La révélation de 1958
Rosenblatt a construit le perceptron au Cornell Aeronautical Laboratory avec un financement de l'Office of Naval Research des États-Unis, et a démontré une première implémentation matérielle, le Mark I Perceptron, utilisant une grille de photocellules comme entrée visuelle. La couverture médiatique de l'époque, y compris un article du New York Times de 1958, décrivait des affirmations selon lesquelles la machine pourrait éventuellement « marcher, parler, voir, écrire, se reproduire et être consciente de son existence », un premier exemple de battage médiatique en IA qui a ensuite contribué à la déception lorsque les limites de la technologie sont devenues apparentes.

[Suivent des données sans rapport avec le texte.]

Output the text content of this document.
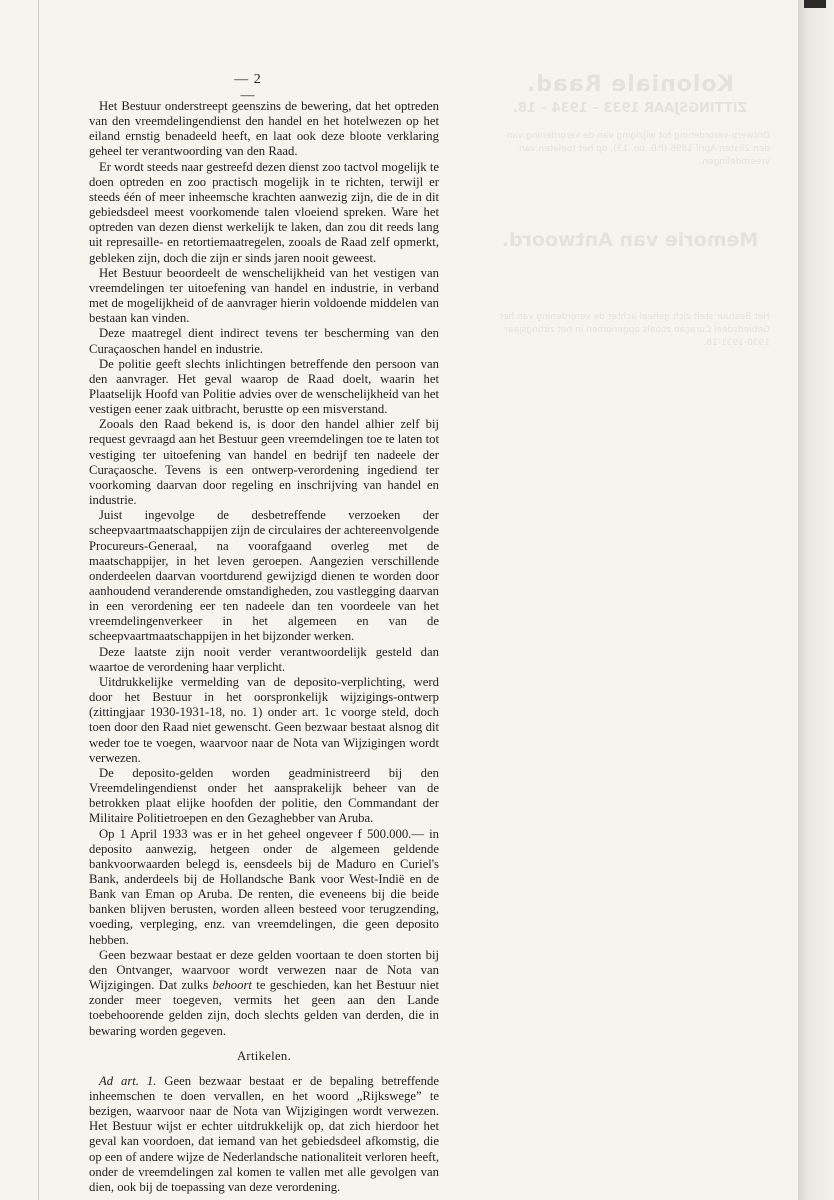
Koloniale Raad.
ZITTINGSJAAR 1933 – 1934 – 18.
Ontwerp-verordening tot wijziging van de verordening van den 28sten April 1896 (P.B. no. 13), op het toelaten van vreemdelingen.
Memorie van Antwoord.
Het Bestuur stelt zich geheel achter de verordening van het Gebiedsdeel Curaçao zooals opgenomen in het zittingsjaar 1930-1931-18.
— 2 —

Het Bestuur onderstreept geenszins de bewering, dat het optreden van den vreemdelingendienst den handel en het hotelwezen op het eiland ernstig benadeeld heeft, en laat ook deze blootе verklaring geheel ter verantwoording van den Raad.

Er wordt steeds naar gestreefd dezen dienst zoo tactvol mogelijk te doen optreden en zoo practisch mogelijk in te richten, terwijl er steeds één of meer inheemsche krachten aanwezig zijn, die de in dit gebiedsdeel meest voorkomende talen vloeiend spreken. Ware het optreden van dezen dienst werkelijk te laken, dan zou dit reeds lang uit represaille- en retortiemaatregelen, zooals de Raad zelf opmerkt, gebleken zijn, doch die zijn er sinds jaren nooit geweest.

Het Bestuur beoordeelt de wenschelijkheid van het vestigen van vreemdelingen ter uitoefening van handel en industrie, in verband met de mogelijkheid of de aanvrager hierin voldoende middelen van bestaan kan vinden.

Deze maatregel dient indirect tevens ter bescherming van den Curaçaoschen handel en industrie.

De politie geeft slechts inlichtingen betreffende den persoon van den aanvrager. Het geval waarop de Raad doelt, waarin het Plaatselijk Hoofd van Politie advies over de wenschelijkheid van het vestigen eener zaak uitbracht, berustte op een misverstand.

Zooals den Raad bekend is, is door den handel alhier zelf bij request gevraagd aan het Bestuur geen vreemdelingen toe te laten tot vestiging ter uitoefening van handel en bedrijf ten nadeele der Curaçaosche. Tevens is een ontwerp-verordening ingediend ter voorkoming daarvan door regeling en inschrijving van handel en industrie.

Juist ingevolge de desbetreffende verzoeken der scheepvaartmaatschappijen zijn de circulaires der achtereenvolgende Procureurs-Generaal, na voorafgaand overleg met de maatschappijer, in het leven geroepen. Aangezien verschillende onderdeelen daarvan voortdurend gewijzigd dienen te worden door aanhoudend veranderende omstandigheden, zou vastlegging daarvan in een verordening eer ten nadeele dan ten voordeele van het vreemdelingenverkeer in het algemeen en van de scheepvaartmaatschappijen in het bijzonder werken.

Deze laatste zijn nooit verder verantwoordelijk gesteld dan waartoe de verordening haar verplicht.

Uitdrukkelijke vermelding van de deposito-verplichting, werd door het Bestuur in het oorspronkelijk wijzigings-ontwerp (zittingjaar 1930-1931-18, no. 1) onder art. 1c voorge steld, doch toen door den Raad niet gewenscht. Geen bezwaar bestaat alsnog dit weder toe te voegen, waarvoor naar de Nota van Wijzigingen wordt verwezen.

De deposito-gelden worden geadministreerd bij den Vreemdelingendienst onder het aansprakelijk beheer van de betrokken plaat elijke hoofden der politie, den Commandant der Militaire Politietroepen en den Gezaghebber van Aruba.

Op 1 April 1933 was er in het geheel ongeveer f 500.000.— in deposito aanwezig, hetgeen onder de algemeen geldende bankvoorwaarden belegd is, eensdeels bij de Maduro en Curiel's Bank, anderdeels bij de Hollandsche Bank voor West-Indië en de Bank van Eman op Aruba. De renten, die eveneens bij die beide banken blijven berusten, worden alleen besteed voor terugzending, voeding, verpleging, enz. van vreemdelingen, die geen deposito hebben.

Geen bezwaar bestaat er deze gelden voortaan te doen storten bij den Ontvanger, waarvoor wordt verwezen naar de Nota van Wijzigingen. Dat zulks behoort te geschieden, kan het Bestuur niet zonder meer toegeven, vermits het geen aan den Lande toebehoorende gelden zijn, doch slechts gelden van derden, die in bewaring worden gegeven.

Artikelen.

Ad art. 1. Geen bezwaar bestaat er de bepaling betreffende inheemschen te doen vervallen, en het woord „Rijkswege” te bezigen, waarvoor naar de Nota van Wijzigingen wordt verwezen. Het Bestuur wijst er echter uitdrukkelijk op, dat zich hierdoor het geval kan voordoen, dat iemand van het gebiedsdeel afkomstig, die op een of andere wijze de Nederlandsche nationaliteit verloren heeft, onder de vreemdelingen zal komen te vallen met alle gevolgen van dien, ook bij de toepassing van deze verordening.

La critique de Minsky et Papert
En 1969, Marvin Minsky et Seymour Papert ont publié « Perceptrons », une analyse mathématique rigoureuse démontrant que les perceptrons à une seule couche ne pouvaient pas résoudre des problèmes non linéairement séparables, le plus célèbre étant la fonction logique XOR. Bien que le livre ait reconnu que les réseaux multicouches pouvaient en principe surmonter cette limitation, il a été largement interprété, à juste titre ou non, comme un argument plus large contre la recherche sur les réseaux de neurones, et est souvent crédité d'avoir contribué à un déclin marqué du financement et de l'intérêt qui a duré jusqu'à l'hiver de l'IA des années 1970 et au-delà.
Héritage et perceptrons multicouches
L'intérêt pour les modèles inspirés des neurones a repris dans les années 1980 avec la popularisation de la rétropropagation par David Rumelhart et ses collègues, un algorithme qui a rendu pratique l'entraînement de perceptrons multicouches, des réseaux avec une ou plusieurs couches cachées entre l'entrée et la sortie, capables de représenter des frontières de décision non linéaires et de surmonter la limitation exacte identifiée par Minsky et Papert. Les architectures de perceptrons multicouches restent un élément de base des systèmes modernes de apprentissage profond, et le modèle original à une seule couche de Rosenblatt est maintenant enseigné principalement comme un point de départ historique et pédagogique pour comprendre l'apprentissage basé sur la descente de gradient et le développement plus large du apprentissage automatique.